MrNyarlathotep
Banned
Can you please explain this further? I do not understand your perspective here. A supplier being unable to supply at an equilibrium price would leave the market. How does artificially increasing the price make no one worse off (supposing the affected party is not compensated)?
I have not seen pareto efficiency used in this manner.
Classical supply and demand models cannot be applied to digital goods, because digital goods are neither homogenous nor supply limited; effectively every single title available though DD is grotesquely over supplied in market saturation. The limiting factor for consumer adoption is time, not supplier availability (as noone can play everything).
What you currently see in the DD mobile market is closer to a nash competition game equilibrium, where the "winning" strategy (one that cannot be undercut by a rival) is to charge nothing; but this is a "strategic" result, not a naturally occurring free market result.
Given we know that there is a minimum marginal cost (iOS developer fees) for every product, and we also know titles are being 'sold' at below marginal cost, equilibrium cannot be maintained, because suppliers cannot run at a loss forever (and it doesn't make the headlines like a Neversoft closing does, but iOS developers are shut down weekly).
True pareto efficiency is a zero sum game, where you cannot make any gains that are not at the expense of a competitor; we can therefore see that there is not current competitive equilibrium, as pareto improvements are demonstrably still possible - any given successful supplier could choose to raise the price of their product and not negatively affect a competitor by doing so (in fact it would arguably benefit all suppliers to collude and do so).
In a competitive equilibrium (a sustainable market) with infinite supply of non-homogenous products by multiple independent (non-colluding) suppliers, price is naturally defined by marginal cost + fixed cost + profit margin, not by demand.
Pareto efficiency would be reached in that each consumer of title A would then not choose to consume title B, or vice versa (time being the only constraint on demand).
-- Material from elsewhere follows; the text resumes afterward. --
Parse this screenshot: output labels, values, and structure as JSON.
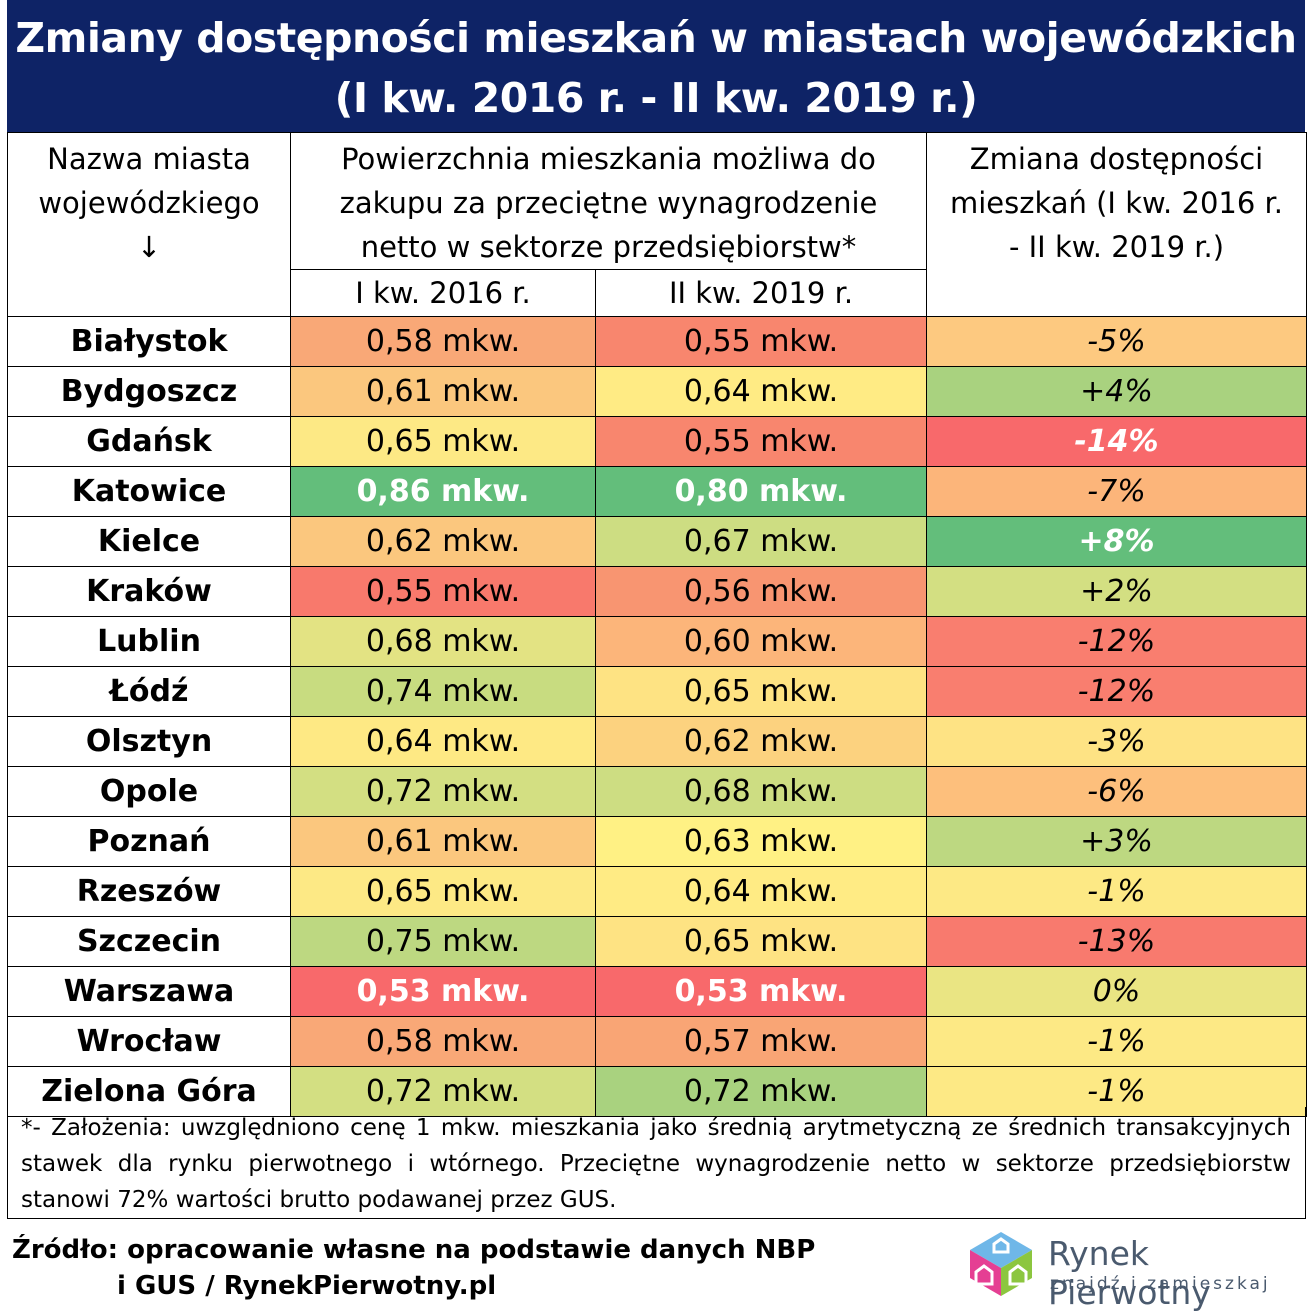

Where there is homogeneity of titles (2 extremely similar same genre titles) price would only be a determinate where one company has achieved greater cost efficiency but without any qualitative change to the product (for example a "Saints Row" is perceived to be similar to a "GTA" but of a lesser quality; a "Saints Row" and a "GTA" can compete where a consumer has time for both, or where the lesser quality product is cheaper. If consumers only have time for one title, and they are both equally priced, "Saints Row" is pushed out of the market.)